Capitol Watch: Suicide prevention, solitary confinement
ALBANY, N.Y. (AP) — In New York state government news, lawmakers are entering the final three weeks of their legislative session with a hearing on suicide prevention.
Tuesday’s hearing in Albany was called following research that found higher rates of suicide among certain groups, such as black children.
Meanwhile, supporters of legislation that would limit the use of solitary confinement in state prisons and jails to no more than 15 days are hoping for last-minute progress on the measure.
A look at what’s coming up this week:
Sen. David Carlucci, D-Rockland County, said he hopes the hearing helps lawmakers craft new state policies for suicide prevention and community mental health.
While it’s unlikely the hearing will result in legislation before lawmakers adjourn next month, he said he wants to examine the problem now so proposals can be vetted in time for next year’s state budget.
Carlucci chairs the Senate Committee on Mental Health, one of the two committees hosting Tuesday’s event. He said he has been disturbed by several recent studies examining suicide rates in specific groups, such as one that found that the rate of suicide in black children 13 and younger is roughly double that of their white peers.
“Adolescent suicide is the last thing you want to talk about or think about,” Carlucci said. “It’s hard to have these conversations. But we have to address it.”
More than half the members of both the Senate and Assembly have signed on to the legislation, which would prohibit any inmate in a prison or jail from being placed in isolation for longer than 15 days at a stretch.
Yet despite that level of support, the bill hasn’t been scheduled for a vote, and supporters worry it could be left behind when lawmakers adjourn June 19.
“We have the votes to move this to the governor’s desk,” said Harvey Rosenthal, CEO of the New York Association of Psychiatric Rehabilitation Services, one of the leading supporters of the bill. “These people deserve treatment, not torture.”
The bill would also impose new regulations for solitary and require prisons to provide specialized treatment and services for inmates they say cannot be held in the general population.

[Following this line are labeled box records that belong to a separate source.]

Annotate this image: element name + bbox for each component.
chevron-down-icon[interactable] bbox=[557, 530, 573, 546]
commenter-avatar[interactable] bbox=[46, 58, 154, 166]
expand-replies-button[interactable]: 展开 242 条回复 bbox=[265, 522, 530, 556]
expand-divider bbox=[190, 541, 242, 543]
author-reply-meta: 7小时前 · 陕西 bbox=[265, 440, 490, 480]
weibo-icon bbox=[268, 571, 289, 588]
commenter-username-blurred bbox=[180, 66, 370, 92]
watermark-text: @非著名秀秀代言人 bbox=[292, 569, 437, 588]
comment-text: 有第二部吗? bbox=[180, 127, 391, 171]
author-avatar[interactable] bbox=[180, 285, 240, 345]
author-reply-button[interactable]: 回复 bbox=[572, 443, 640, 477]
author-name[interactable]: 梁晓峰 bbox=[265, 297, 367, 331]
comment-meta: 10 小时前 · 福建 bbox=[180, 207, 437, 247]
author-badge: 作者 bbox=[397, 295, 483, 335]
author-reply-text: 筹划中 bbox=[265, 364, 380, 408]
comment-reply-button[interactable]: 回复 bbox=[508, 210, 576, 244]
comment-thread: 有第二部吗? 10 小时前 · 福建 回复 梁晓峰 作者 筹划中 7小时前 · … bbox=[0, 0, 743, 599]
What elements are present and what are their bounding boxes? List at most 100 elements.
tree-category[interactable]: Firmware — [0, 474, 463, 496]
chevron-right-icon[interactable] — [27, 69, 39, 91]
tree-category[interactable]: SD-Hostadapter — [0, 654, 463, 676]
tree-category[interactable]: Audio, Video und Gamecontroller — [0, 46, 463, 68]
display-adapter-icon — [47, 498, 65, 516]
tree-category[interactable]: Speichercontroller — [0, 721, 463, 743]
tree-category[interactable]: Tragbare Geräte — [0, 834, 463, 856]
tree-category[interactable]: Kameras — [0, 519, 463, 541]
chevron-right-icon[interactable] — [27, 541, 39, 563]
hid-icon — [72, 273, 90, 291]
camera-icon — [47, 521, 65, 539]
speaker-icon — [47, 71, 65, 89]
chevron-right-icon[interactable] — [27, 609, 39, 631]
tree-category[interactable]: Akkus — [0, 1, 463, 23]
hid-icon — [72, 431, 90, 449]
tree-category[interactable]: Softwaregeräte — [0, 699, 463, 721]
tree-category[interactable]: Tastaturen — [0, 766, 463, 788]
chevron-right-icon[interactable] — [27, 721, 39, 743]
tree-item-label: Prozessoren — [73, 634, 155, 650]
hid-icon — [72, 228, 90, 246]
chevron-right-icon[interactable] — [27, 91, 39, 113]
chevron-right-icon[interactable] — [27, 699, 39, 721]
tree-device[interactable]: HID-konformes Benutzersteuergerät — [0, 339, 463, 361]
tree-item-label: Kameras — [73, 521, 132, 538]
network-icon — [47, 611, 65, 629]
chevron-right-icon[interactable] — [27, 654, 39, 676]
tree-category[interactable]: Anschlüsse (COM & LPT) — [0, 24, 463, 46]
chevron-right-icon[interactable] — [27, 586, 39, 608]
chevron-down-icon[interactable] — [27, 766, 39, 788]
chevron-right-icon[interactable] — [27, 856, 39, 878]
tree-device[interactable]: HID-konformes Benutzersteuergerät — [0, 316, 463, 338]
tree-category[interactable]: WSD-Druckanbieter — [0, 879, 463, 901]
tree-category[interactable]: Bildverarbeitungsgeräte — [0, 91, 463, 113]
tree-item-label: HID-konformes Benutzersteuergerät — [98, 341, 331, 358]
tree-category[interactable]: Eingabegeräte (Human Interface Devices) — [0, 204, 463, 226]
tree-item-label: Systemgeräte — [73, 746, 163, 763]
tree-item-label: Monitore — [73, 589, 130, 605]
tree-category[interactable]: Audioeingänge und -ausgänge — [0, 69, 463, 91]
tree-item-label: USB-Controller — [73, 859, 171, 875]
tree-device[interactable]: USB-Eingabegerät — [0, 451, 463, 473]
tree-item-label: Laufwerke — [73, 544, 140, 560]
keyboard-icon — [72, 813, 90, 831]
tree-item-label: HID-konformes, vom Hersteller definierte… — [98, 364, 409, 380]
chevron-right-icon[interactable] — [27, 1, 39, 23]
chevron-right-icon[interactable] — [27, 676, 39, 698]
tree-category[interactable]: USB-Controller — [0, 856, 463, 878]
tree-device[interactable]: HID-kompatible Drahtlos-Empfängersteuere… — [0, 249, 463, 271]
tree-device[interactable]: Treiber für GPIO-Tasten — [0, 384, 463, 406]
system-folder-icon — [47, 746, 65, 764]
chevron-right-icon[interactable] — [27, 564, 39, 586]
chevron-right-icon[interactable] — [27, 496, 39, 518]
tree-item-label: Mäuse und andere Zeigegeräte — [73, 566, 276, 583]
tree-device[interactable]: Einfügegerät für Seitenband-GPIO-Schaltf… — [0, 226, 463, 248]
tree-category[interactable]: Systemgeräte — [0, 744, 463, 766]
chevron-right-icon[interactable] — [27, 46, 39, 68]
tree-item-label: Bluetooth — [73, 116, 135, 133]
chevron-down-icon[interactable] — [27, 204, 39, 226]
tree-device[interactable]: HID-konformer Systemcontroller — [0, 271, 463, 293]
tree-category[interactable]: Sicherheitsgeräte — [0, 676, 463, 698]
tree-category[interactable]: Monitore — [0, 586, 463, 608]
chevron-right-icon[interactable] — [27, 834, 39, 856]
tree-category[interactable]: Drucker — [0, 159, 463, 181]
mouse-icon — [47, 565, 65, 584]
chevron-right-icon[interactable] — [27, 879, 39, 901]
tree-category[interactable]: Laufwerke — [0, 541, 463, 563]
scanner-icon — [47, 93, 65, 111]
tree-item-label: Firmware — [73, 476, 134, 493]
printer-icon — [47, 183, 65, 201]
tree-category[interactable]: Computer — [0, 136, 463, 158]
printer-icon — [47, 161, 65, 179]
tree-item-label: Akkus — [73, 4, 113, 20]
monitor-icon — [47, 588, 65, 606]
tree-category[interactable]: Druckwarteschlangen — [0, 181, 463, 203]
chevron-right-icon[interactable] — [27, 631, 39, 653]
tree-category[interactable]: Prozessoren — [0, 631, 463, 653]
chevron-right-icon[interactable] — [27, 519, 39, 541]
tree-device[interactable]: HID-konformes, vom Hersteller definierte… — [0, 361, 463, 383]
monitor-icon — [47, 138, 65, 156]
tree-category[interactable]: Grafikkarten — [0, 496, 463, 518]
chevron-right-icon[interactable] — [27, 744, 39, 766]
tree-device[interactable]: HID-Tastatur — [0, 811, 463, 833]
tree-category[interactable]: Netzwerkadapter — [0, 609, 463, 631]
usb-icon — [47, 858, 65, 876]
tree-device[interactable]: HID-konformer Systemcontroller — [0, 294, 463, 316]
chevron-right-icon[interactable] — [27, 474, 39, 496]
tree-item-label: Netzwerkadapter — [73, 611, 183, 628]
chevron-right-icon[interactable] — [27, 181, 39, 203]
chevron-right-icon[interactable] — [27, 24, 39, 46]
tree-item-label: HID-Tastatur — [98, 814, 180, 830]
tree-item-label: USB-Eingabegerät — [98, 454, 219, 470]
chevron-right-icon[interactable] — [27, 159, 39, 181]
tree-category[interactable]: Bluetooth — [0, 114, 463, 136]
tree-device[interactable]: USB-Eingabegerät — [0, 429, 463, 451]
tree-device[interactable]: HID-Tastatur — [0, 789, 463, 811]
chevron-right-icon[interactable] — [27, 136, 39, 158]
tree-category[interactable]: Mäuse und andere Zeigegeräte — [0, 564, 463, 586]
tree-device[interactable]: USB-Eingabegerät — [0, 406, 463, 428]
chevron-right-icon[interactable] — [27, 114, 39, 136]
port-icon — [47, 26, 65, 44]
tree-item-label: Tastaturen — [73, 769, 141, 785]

Estimates are that as many as 4,000 inmates are held in solitary confinement in New York state at any given time. Supporters of the legislation say it can lead to lifelong psychological problems.
While the bill has several high-profile supporters, including the Mental Health Association of New York State and the state’s Catholic Conference, it faces stiff opposition from the union representing correctional workers.
Michael Powers, president of the New York State Correctional Officers and Police Benevolent Association, said the proposal reflects Hollywood myths about solitary.
“Solitary confinement does not exist in New York,” he said in a statement. “Designed with safety for all in mind, special housing units separate dangerous individuals from the general population, and only when they commit serious infractions.”
CAT DECLAWING BAN
New York would be the first state to ban the declawing of cats under a bill moving through the state Assembly.
The legislation, sponsored by Assemblywoman Linda Rosenthal, D-Manhattan, passed the Assembly’s Codes Committee by a 17-1 vote Thursday.
Passage through the committee is a critical step toward a floor vote, which Rosenthal said she is confident will happen before adjournment.
Declawing is already banned in Denver, as well as 10 California cities.
Animal welfare advocates and many veterinarians say declawing a cat is cruel and inhumane since it involves the amputation of a cat’s toes back to the first knuckle.
The state’s largest veterinary association has opposed the bill. It says the procedure should be allowed as a last resort for cats that won’t stop scratching furniture or humans.